Symbolic Interactionism
Consistent with its micro orientation, symbolic interactionism tries to understand stratification and thus poverty by looking at people’s interaction and understandings in their daily lives. Unlike the functionalist and conflict views, it does not try to explain why we have stratification in the first place. Rather, it examines the differences that stratification makes for people’s lifestyles and their interaction with other people.
Many detailed, insightful sociological books on the lives of the urban and rural poor reflect the symbolic interactionist perspective (Anderson, 1999; C. M. Duncan, 2000; Liebow, 1993; Rank, 1994). [5] These books focus on different people in different places, but they all make very clear that the poor often lead lives of quiet desperation and must find ways of coping with the fact of being poor. In these books, the consequences of poverty discussed later in this chapter acquire a human face, and readers learn in great detail what it is like to live in poverty on a daily basis.
Some classic journalistic accounts by authors not trained in the social sciences also present eloquent descriptions of poor people’s lives (Bagdikian, 1964; Harrington, 1962). [6] Writing in this tradition, a newspaper columnist who grew up in poverty recently recalled, “I know the feel of thick calluses on the bottom of shoeless feet. I know the bite of the cold breeze that slithers through a drafty house. I know the weight of constant worry over not having enough to fill a belly or fight an illness…Poverty is brutal, consuming and unforgiving. It strikes at the soul” (Blow, 2011, p. A19). [7]

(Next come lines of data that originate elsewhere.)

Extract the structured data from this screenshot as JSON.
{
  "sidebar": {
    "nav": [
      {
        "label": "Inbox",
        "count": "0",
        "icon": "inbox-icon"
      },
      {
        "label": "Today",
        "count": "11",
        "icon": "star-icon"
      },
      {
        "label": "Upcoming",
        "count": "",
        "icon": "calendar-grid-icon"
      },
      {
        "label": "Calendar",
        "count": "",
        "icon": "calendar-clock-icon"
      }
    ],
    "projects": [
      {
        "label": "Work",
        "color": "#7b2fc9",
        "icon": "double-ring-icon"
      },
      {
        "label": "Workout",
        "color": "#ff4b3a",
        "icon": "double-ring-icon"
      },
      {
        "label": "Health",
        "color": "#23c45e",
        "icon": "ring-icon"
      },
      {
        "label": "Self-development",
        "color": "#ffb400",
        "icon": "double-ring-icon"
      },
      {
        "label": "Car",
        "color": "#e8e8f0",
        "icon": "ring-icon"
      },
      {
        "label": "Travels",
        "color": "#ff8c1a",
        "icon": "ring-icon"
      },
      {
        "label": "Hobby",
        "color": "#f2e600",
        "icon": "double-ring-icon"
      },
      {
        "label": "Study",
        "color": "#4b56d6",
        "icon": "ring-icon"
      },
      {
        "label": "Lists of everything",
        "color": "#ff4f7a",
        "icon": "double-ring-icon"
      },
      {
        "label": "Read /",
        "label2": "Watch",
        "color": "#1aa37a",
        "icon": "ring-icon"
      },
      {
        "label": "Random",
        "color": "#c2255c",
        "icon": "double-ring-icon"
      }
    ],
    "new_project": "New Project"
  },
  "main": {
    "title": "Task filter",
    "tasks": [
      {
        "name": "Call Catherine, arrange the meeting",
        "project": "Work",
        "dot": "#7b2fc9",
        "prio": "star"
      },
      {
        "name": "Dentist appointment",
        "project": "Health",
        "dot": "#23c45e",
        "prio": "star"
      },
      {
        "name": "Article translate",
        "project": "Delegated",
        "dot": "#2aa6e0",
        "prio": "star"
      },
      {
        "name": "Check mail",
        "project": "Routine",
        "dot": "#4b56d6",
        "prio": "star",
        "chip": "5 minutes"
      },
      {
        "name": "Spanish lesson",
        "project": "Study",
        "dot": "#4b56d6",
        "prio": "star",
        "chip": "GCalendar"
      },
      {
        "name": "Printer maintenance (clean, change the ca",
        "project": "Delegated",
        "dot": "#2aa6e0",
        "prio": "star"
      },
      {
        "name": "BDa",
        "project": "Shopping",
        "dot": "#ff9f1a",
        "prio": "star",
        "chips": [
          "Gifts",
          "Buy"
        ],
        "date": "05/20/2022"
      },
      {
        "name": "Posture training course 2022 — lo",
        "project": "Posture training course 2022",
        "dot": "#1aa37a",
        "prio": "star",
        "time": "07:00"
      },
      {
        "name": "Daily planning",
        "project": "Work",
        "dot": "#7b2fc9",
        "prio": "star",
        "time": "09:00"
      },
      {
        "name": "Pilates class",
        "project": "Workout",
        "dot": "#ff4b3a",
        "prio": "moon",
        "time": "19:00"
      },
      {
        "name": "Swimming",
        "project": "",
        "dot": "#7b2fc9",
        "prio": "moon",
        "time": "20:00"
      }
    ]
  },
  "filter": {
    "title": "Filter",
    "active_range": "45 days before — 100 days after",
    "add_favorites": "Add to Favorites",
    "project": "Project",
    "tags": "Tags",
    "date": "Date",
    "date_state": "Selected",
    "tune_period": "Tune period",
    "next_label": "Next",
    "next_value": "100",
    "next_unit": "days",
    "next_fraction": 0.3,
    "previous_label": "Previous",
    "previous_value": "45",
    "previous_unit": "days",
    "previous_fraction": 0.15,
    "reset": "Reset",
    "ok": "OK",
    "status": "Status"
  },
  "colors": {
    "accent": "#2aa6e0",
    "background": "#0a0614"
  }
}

On a more lighthearted note, examples of the symbolic interactionist framework are also seen in the many literary works and films that portray the difficulties that the rich and poor have in interacting on the relatively few occasions when they do interact. For example, in the film Pretty Woman, Richard Gere plays a rich businessman who hires a prostitute, played by Julia Roberts, to accompany him to swank parties and other affairs. Roberts has to buy a new wardrobe and learn how to dine and behave in these social settings, and much of the film’s humor and poignancy come from her awkwardness in learning the lifestyle of the rich.